A single amino acid change in protein synthesis initiation factor 4G renders cap-dependent translation resistant to picomaviral 2A proteases

Infection of cells with picornaviruses of the rhino-, aphtho-, and enterovirus groups causes a shut-off in cap-dependent translation of cellular mRNAs but permits cap-independent viral RNA translation to proceed. This shut-off is thought to be mediated in part by the proteolytic cleavage of eukaryotic initiation factor 4G (eIF4G), although there is evidence to the contrary. Cleavage of eIF4G results in the separation of the eIF4E-binding domain from the ribosome- and helicase-binding domains of the factor, thereby limiting the ability of eIF4G to function in cap-dependent recruitment of mRNAs. Previously we determined the cleavage site within eIF4G targeted by the 2A proteases from human coxsackievirus serotype B4 and human rhinovirus serotype 2 using highly purified eIF4F and recombinant proteases.
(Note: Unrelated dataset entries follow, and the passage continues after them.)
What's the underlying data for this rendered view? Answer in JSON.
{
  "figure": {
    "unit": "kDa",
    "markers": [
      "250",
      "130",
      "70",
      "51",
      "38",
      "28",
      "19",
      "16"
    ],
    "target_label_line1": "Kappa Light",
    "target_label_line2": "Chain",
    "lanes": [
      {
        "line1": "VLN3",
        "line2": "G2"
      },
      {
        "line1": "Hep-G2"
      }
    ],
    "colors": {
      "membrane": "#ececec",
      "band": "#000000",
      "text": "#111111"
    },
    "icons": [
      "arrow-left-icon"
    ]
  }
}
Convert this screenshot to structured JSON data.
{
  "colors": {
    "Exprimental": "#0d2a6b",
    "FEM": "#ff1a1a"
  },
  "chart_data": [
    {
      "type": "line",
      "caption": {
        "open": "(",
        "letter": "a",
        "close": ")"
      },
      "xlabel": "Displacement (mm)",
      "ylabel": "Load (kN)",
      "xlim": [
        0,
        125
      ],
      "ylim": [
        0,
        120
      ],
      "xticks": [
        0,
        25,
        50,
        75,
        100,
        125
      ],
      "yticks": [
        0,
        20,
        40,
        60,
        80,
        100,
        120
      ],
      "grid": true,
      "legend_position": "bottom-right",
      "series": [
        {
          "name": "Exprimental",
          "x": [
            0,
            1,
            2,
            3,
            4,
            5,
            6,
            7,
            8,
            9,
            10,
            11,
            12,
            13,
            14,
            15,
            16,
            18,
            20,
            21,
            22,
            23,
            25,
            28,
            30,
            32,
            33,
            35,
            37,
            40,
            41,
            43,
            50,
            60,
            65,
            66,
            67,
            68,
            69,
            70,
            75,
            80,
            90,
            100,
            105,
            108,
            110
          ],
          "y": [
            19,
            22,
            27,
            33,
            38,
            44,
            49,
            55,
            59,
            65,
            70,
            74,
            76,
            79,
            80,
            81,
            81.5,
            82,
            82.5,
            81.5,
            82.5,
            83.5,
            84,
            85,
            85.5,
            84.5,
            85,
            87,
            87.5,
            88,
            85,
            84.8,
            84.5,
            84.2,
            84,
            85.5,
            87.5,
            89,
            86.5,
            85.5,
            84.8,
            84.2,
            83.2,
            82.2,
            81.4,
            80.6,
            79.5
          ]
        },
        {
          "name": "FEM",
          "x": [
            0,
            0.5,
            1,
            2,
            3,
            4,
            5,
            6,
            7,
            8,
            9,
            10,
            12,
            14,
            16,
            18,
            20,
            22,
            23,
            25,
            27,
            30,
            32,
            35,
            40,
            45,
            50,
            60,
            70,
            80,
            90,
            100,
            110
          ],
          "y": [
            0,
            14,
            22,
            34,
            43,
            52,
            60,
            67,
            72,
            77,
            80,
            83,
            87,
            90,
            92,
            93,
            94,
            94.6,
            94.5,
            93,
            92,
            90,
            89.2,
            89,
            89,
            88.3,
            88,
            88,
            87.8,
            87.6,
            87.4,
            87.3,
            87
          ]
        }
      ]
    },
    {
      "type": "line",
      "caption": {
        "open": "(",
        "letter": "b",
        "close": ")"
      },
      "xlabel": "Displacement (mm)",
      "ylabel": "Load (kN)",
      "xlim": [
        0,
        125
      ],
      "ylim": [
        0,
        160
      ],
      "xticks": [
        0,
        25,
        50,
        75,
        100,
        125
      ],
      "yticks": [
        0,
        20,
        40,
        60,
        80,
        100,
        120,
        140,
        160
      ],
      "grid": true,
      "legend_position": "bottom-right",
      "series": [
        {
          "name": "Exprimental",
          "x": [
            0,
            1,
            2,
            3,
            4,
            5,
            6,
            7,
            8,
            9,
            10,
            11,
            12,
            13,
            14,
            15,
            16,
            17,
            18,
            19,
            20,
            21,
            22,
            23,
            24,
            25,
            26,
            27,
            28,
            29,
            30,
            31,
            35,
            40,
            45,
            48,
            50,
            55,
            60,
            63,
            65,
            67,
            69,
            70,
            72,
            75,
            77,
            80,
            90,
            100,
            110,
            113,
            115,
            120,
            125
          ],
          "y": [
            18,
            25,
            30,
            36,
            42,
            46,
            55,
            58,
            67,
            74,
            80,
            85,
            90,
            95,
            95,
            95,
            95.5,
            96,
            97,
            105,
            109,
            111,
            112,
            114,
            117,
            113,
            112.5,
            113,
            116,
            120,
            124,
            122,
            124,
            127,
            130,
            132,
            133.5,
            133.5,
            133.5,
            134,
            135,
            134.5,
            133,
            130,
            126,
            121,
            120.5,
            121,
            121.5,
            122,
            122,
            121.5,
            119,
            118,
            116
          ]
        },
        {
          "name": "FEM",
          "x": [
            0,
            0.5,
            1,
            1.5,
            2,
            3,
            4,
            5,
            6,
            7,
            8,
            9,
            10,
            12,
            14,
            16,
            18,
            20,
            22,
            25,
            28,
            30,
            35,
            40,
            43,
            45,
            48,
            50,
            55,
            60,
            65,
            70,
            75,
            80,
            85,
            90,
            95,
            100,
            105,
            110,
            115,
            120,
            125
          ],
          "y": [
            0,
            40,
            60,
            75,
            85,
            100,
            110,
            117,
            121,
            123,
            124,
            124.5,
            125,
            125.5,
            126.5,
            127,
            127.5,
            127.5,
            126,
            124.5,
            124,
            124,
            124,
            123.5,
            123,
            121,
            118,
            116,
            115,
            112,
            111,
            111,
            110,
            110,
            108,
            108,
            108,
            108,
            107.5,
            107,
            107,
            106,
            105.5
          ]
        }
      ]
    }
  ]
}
To examine further the role proteolysis of eIF4G plays in shut-off of translation? we altered the 2A cleavage site in human eIF4G by site-directed mutagenesis. Strikingly, the replacement of one amino acid at the 2A cleavage site resulted in a protein that is approximately 100-fold resistant to cleavage by coxsackievirus 2A protease and 10-50-fold for rhinovirus 2A. Alteration of the cleavage site had no effect on factor activity since the variant was just as active as wild-type eIF4G in restoring cap-dependent translation to an in vitro translation system depleted of endogenous eIF4G. Furthermore, the presence of the variant form of eIF4G rendered in vitro translation reactions resistant to the 2A protease-mediated inhibition of cap-dependent translation initiation. These results support the model that 2A proteases inhibit cap-dependent translation through direct proteolysis of eIF4G.